How to Use Stack in pandas: Syntax, Example, and Tips

In pandas, stack() is used to pivot the columns of a DataFrame into rows, creating a Series with a multi-level index. It helps reshape data from wide to long format by stacking the inner level of columns into the row index.
📐

Syntax

The basic syntax of stack() is:

  • DataFrame.stack(level=-1, dropna=True)

level: Specifies which column level to stack if columns have multiple levels (default is the innermost level).

dropna: If True, it drops missing values in the stacked result.

python
stacked = df.stack(level=-1, dropna=True)
💻

Example

This example shows how stack() converts columns into rows, reshaping the DataFrame from wide to long format.

python
import pandas as pd

data = {'A': [1, 2], 'B': [3, 4], 'C': [5, 6]}
df = pd.DataFrame(data, index=['row1', 'row2'])

stacked = df.stack()
print(stacked)
Output
row1 A 1 B 3 C 5 row2 A 2 B 4 C 6 dtype: int64
⚠️

Common Pitfalls

One common mistake is expecting stack() to work on DataFrames without a proper index or multi-level columns. Also, forgetting that stack() returns a Series, not a DataFrame, can confuse beginners.
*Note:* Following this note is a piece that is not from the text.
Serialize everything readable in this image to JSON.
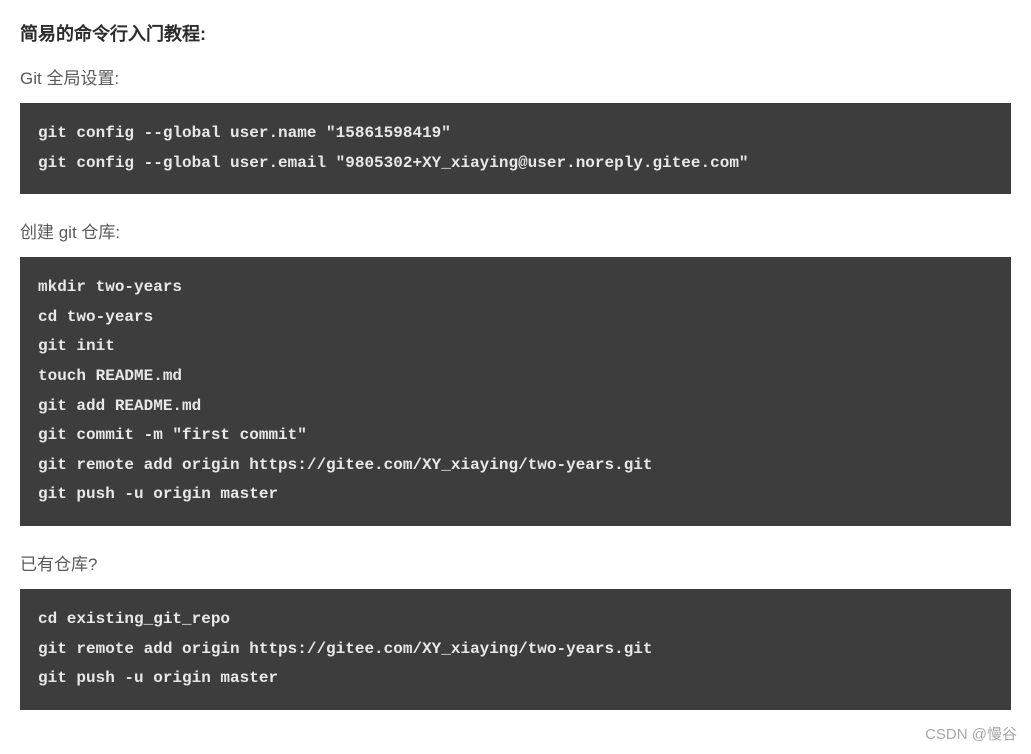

Another pitfall is not handling missing values properly; by default, stack() drops NaN values, which might lead to unexpected data loss.

python
import pandas as pd

# Wrong: stacking a DataFrame with missing values without knowing dropna behavior

data = {'A': [1, None], 'B': [3, 4]}
df = pd.DataFrame(data)
stacked = df.stack()
print(stacked)

# Right: explicitly control dropna
stacked_keepna = df.stack(dropna=False)
print(stacked_keepna)
Output
0 A 1.0 B 3.0 1 B 4.0 dtype: float64 0 A 1.0 B 3.0 1 A NaN B 4.0 dtype: float64
📊

Quick Reference

ParameterDescriptionDefault
levelWhich column level to stack (for MultiIndex columns)-1 (innermost)
dropnaWhether to drop missing values in the resultTrue

Key Takeaways

Use stack() to pivot columns into rows, reshaping data from wide to long format.
stack() returns a Series with a multi-level index combining original index and stacked columns.
By default, stack() drops missing values; use dropna=False to keep them.
Stacking works best with a proper index and can handle MultiIndex columns by specifying the level.
Remember that stack() changes the shape and type of your data, so plan accordingly.